Panama: Tropical Ecology, Marine Ecosystems, and Biodiversity Conservation


As it has been said by many of the great scientists before us, “Geology Rocks.” While this may not be entirely scientific, the debatably of this statement as a whole truth is next to zero. But we mustn’t forget the latest contester in the battle of rocks- that is- Speleology. As the boundaries of science are continually being stretched to greater distances, we see the development of new branches of science to accommodate these boundary-breakthroughs. Speleology refers to the study of caves and is considered to be relatively new and unexplored. Generally, a cave survey (essentially a quantified and tangible map) is one of the preliminary steps to initiate further research.
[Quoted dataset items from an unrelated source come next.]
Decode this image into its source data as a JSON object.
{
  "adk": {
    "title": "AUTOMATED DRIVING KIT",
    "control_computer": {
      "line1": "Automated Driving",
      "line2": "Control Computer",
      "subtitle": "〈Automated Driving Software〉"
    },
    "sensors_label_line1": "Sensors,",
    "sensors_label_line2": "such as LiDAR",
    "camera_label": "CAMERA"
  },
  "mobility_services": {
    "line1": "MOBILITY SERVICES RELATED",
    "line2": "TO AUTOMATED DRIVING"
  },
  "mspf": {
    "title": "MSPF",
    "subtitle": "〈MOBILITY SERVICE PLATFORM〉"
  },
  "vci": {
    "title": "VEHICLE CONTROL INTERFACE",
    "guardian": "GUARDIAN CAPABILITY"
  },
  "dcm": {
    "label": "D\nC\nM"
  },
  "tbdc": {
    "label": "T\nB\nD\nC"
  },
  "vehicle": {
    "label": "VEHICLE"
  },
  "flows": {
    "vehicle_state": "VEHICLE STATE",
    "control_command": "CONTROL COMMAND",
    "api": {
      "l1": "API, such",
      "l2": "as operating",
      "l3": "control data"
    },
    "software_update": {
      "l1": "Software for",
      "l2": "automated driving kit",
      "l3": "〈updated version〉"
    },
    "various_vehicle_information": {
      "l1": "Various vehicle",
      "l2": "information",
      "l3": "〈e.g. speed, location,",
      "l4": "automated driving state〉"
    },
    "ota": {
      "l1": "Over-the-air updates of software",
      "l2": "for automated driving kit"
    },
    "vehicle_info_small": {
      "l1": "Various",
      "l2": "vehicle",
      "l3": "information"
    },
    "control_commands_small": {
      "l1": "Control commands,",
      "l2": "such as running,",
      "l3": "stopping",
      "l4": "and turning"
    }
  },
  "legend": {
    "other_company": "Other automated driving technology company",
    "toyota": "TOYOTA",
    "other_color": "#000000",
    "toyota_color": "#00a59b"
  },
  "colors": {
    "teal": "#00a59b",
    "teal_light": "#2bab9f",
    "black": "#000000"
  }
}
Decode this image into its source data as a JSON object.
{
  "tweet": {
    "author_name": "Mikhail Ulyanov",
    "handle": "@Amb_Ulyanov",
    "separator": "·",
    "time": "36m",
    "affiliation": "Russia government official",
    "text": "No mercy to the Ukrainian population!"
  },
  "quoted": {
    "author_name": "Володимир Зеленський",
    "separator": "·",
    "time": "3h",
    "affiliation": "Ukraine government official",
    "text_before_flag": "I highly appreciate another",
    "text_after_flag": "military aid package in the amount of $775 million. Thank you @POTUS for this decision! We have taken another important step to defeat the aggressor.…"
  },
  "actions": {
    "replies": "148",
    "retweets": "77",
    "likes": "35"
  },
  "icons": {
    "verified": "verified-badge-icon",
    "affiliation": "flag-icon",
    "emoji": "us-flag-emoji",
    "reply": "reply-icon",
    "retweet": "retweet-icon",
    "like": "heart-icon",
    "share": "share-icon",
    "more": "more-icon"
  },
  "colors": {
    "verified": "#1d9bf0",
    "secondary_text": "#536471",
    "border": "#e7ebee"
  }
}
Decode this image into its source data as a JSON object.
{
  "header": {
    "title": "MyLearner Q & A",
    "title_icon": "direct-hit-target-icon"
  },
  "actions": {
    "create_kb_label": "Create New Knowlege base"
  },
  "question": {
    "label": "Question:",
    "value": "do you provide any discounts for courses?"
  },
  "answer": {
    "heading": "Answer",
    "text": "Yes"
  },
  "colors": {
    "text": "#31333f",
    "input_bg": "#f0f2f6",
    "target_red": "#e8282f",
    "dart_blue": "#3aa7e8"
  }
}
This study aims to do just that, in relation to the Caves of Lake Bayano, Panama, and more specifically, Cueva Guhamra in Del Teritorio de Maje Embera Dvua.

The cave survey was created by setting up line-of-sight stations, as well as measuring the distance in meters between, recording the angle of cardinal direction and floor inclination, measuring the width and height of each tunnel, and taking additional notes on cave formations of geological interest. After adapting the numbers with a few geometric equations, both a top view directional representation of the cave as well as a graph of vertical variance in inclination were generated. It was concluded that the cave is at least 67.39 meters long, and possibly up to twice long when considering inaccessible tunnels and unmeasured tunnels, the cave could potentially be 100+ meters in length. The vertical inclination had a variance of approximately ±12 meters.

In addition to the map of the cave, main geological cave formations, or speleothems were studies and analyzed. The cave was abundant in many classical speleothems, such as stalactites, stalagmites, columns, cave pearls, cave crystals, cave coral, flowstone, and drapery. These formations are telling of the surrounding geological happenings and conditions because the formations of these substances require highly specific conditions. In order for speleothems to form the surrounding rock (thus the cave itself) must be composed of 80% calcium carbonate and the surrounding bedrock must be highly fractured to allow rain and groundwater to permeate through to the cave (3). Likewise the cave must be in an area of substantial rainfall (>500 mm) as well as relatively close to the surface to allow for rainwater seepage (3). Lastly, it is important for the above ground vegetation to supply the availability for acids for speleothem growth. All of these factors can help explain the chemical, physiological, and historical processes of the area.

However, though the basics of speleothem are known, there is dispute in the scientific community of the how and why details. Because cave formations are delicate and non-abundant, as well as chemically diverse, the continual discovery and exploration of the caves is a necessity to better understand these processes. The only way to study and understand speleothems is to explore and create useable works from discovery, like cave surveys, to pave the way for greater scientific interest, and ultimately, knowledge.